There are enough details given to track the route by using google map. If you take their last sighting heading home to be at the corner of Devin and Drumm, they would have continued on down Drumm, taken a left onto McComas Ave, then gone past the nursing home to a right onto the wooded path off of McComas. The path connected McComas and Jennings. New housing fills up some of the area beyond the nursing home and possibly obscures some or most of the path. After getting onto Jennings (assuming they made it that far), they would have turned right and headed home.
I could be way off but my educated guess is that the path cut in around the 2900 block of Jennings.
I grew up in this area until the age of 8 and moved away in 1972. Like many others on this board, the event still had extreme impact on me (and still does). (I went to the same elementary school and in the same grade as Kate.) However, I was never allowed that far afield so I never walked the path to the plaza. The place is amazingly not that much changed aside from the addition of some infill housing (Devin Court and McComas beyond the nursing home).
I believe the secret of what happened to them lies in the route described above. Something involving either the density of the housing or the woods or a combination thereof...
I also wonder about the nursing home. It is now appearing the questioning methods were different back then i.e. they are asking the public for information about security guards at the plaza this week when you would assume there would be paperwork on that. Was the nursing home thoroughly investigated? Were all workers--permanent and temps---questioned and backgrounds checked out? Also, was there an incinerator in the nursing home at that time?
I have studied 1975 maps, and have personally walked and driven the known roads which were on the route normally traveled by Sheila and Kate. The roads today are the same as they were in 1975, and most of the houses along that route today were there in 1975.

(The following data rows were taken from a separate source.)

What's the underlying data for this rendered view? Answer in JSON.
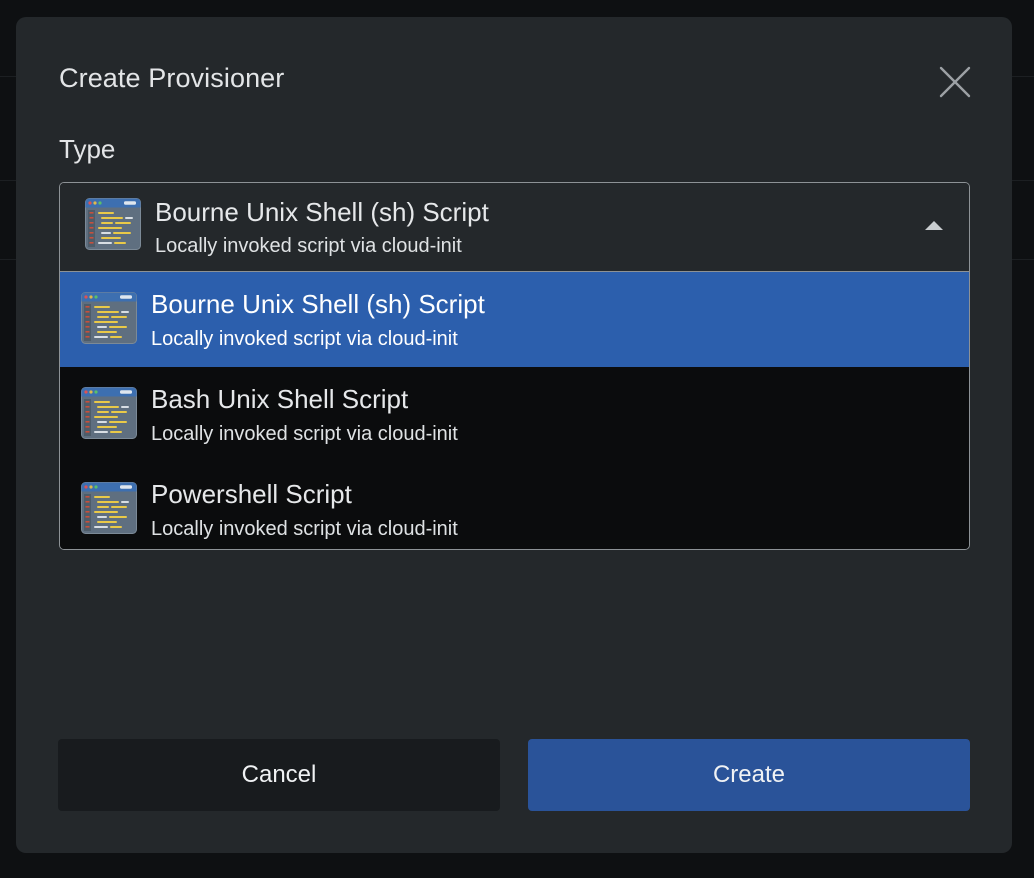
{
  "dialog": {
    "title": "Create Provisioner",
    "close_icon": "close-icon"
  },
  "type_field": {
    "label": "Type",
    "selected": {
      "title": "Bourne Unix Shell (sh) Script",
      "subtitle": "Locally invoked script via cloud-init",
      "icon": "script-editor-icon"
    },
    "expanded": true,
    "options": [
      {
        "title": "Bourne Unix Shell (sh) Script",
        "subtitle": "Locally invoked script via cloud-init",
        "icon": "script-editor-icon",
        "selected": true
      },
      {
        "title": "Bash Unix Shell Script",
        "subtitle": "Locally invoked script via cloud-init",
        "icon": "script-editor-icon",
        "selected": false
      },
      {
        "title": "Powershell Script",
        "subtitle": "Locally invoked script via cloud-init",
        "icon": "script-editor-icon",
        "selected": false
      }
    ]
  },
  "actions": {
    "cancel_label": "Cancel",
    "create_label": "Create"
  },
  "colors": {
    "modal_bg": "#24282b",
    "selected_option_bg": "#2c5fad",
    "primary_button_bg": "#2a5399",
    "secondary_button_bg": "#181b1e",
    "option_list_bg": "#0b0c0d"
  }
}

The path through the woods, of course, is not depicted on any map. I believe that it must have started (the return route) near the corner of Drumm and McComas and came out by one of the yards on Jennings. Because it was a "shortcut", I would guess that it was pretty much a straight line and that the Jennings Road end of it was pretty near the Lyon House.
I say this because if it meandered much or viered wide, walking it would not have saved much time - compared with walking along the roads and sidewalks. Drumm Ave. extends as a straight line to Plyers Mill Road and from there it is only a short block to the Lyon house. Note, that Drumm has a part between McComas and Plyers Mill where you can only walk and NOT drive. It was like that in 1975 as well.

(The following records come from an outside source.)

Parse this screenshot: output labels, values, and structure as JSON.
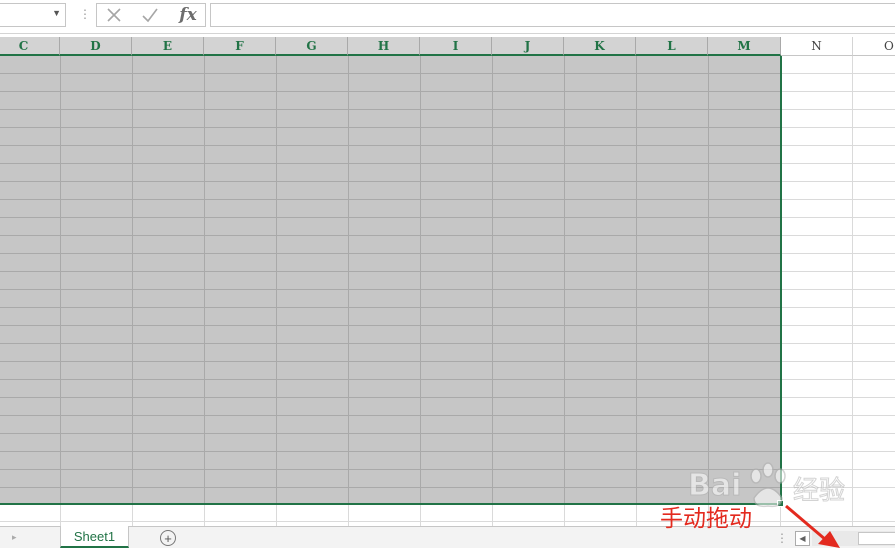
{
  "formula_bar": {
    "name_box_value": "",
    "formula_value": "",
    "fx_label": "fx"
  },
  "columns": [
    {
      "label": "C",
      "selected": true
    },
    {
      "label": "D",
      "selected": true
    },
    {
      "label": "E",
      "selected": true
    },
    {
      "label": "F",
      "selected": true
    },
    {
      "label": "G",
      "selected": true
    },
    {
      "label": "H",
      "selected": true
    },
    {
      "label": "I",
      "selected": true
    },
    {
      "label": "J",
      "selected": true
    },
    {
      "label": "K",
      "selected": true
    },
    {
      "label": "L",
      "selected": true
    },
    {
      "label": "M",
      "selected": true
    },
    {
      "label": "N",
      "selected": false
    },
    {
      "label": "O",
      "selected": false
    }
  ],
  "sheet_tabs": {
    "active_tab": "Sheet1",
    "add_sheet_symbol": "+"
  },
  "annotation": {
    "text": "手动拖动"
  },
  "watermark": {
    "text_brand": "Bai",
    "text_suffix": "经验"
  },
  "colors": {
    "accent_green": "#217346",
    "selection_fill": "#c6c6c6",
    "annotation_red": "#e32a1f"
  }
}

One article that I copied to this board from the Washington Star mentioned the names of three families whose property bordered the wooded area and it stated that the path passed close to those properties. Unfortunately, I do not know the current house addresses of those properties.
Here is what the article said about the path and roads in the route:
Quote: ... Sheila and Kate Lyon walked out the front door of their home together, down the flagstone path, out the chain link gate, around the corner to Jennings Road and down Jennings to a wooded path on the left.
This is the route the girls customarily use to the plaza, their mother said, and the one she often has walked herself.
It is a 15 minute stroll that took the two sisters beyond a series of red brick houses, past the brick home of Fred Sigmon, a retired federal employee, and his wife, who have lived there 16 years, past the home where Don Anderson, 18, an Einstein high school student lives with his parents, brother and puppy, and through a wooded area the size of two city blocks.
The wooded path brought them out to a clearing behind the white two-story house of Mrs. Mary Tolker, mother of four, and a former principal of Potomac Elementary School. But Mrs. Tolker wasn't out gardening in her backyard the day the Lyon girls walked to the plaza. She had a dentist appointment at 11 a.m.
The clearing near Mrs. Tolker's garden opens onto McComas Avenue where the Kensington Gardens Nursing Home sits on the right. The route to Wheaton Plaza continues across McComas, up Drumm Avenue to Faulkner and on top of that street looms Montgomery Ward's and Wheaton Plaza Shopping Center....Unquote.
From: News Reports, Articles, and Links on the Lyon Sisters Case - Page 2
LINK:
http://www.websleuths.com/forums/showthread.php?t=45866&page=2
I do not know any specifics regarding who worked at the Nursing Home, or how thoroughly folks there were questioned by police. I do know that the pond which is between the nursing home and the intersection of McComas and Drumm was searched by divers. So there was some serious attention given to the area and the grounds of that property.